I need to minimize a sum of the form
$$ \arg\min_{y_{1}, y_{2}, y_{3}} \sum_{i} \left( x_{i,1} - \frac {a y_{1} + b y_{3} + x_{i,2} y_{3}} {c y_{2} + b y_{3} + x_{i,3} y_{3}} \right)^2 $$
Where $y_{1}, y_{2}, y_{3}$ are the unknown parameters, and $x_{i,1}, x_{i,2}, x_{i,3}$ are the known data values, different for each $i$. $a, b, c, d$ are known constants.
Is there a way to transform this into a linear least squares problem, and solve it using a closed-form expression?
Let us assume that the model is $$ x_{i,1} = \frac {a y_{1} + b y_{3} + x_{i,2} y_{3}} {c y_{2} + b y_{3} + x_{i,3} y_{3}}$$ It is highly nonlinear and you need reasonable guesses to start the nonlinear regression.

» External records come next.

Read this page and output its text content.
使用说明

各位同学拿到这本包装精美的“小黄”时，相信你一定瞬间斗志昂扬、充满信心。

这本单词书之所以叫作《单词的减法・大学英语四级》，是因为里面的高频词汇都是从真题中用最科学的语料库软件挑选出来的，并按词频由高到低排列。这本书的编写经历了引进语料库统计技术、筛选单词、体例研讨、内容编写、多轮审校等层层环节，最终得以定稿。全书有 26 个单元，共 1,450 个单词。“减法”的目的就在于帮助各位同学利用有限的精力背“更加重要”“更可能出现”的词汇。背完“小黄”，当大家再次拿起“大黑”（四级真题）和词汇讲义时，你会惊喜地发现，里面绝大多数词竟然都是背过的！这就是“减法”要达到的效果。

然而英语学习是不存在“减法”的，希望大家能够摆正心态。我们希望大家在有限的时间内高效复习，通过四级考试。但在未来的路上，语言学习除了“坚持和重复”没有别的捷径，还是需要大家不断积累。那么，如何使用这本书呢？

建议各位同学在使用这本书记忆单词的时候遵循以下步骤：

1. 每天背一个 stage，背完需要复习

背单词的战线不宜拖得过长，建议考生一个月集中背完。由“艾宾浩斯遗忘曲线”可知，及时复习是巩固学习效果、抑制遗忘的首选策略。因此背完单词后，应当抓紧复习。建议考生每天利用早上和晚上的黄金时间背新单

So, in a first step, consider that the model is $$x_{i,1} (c y_{2} + b y_{3} + x_{i,3} y_{3})=a y_{1} + b y_{3} + x_{i,2} y_{3}$$ and define the residues as $$r_i=(cx_{1,i})y_2+(bx_{1,i}+bx_{1,i}x_{3,i}-b-x_{2,i})y_3-a y_1$$ This is then equivalent to a linear regression problem since you will minimize $$\text{SSQ}=\sum_{i=1}^n r_i^2$$ When solved, you can start the nonlinear regression.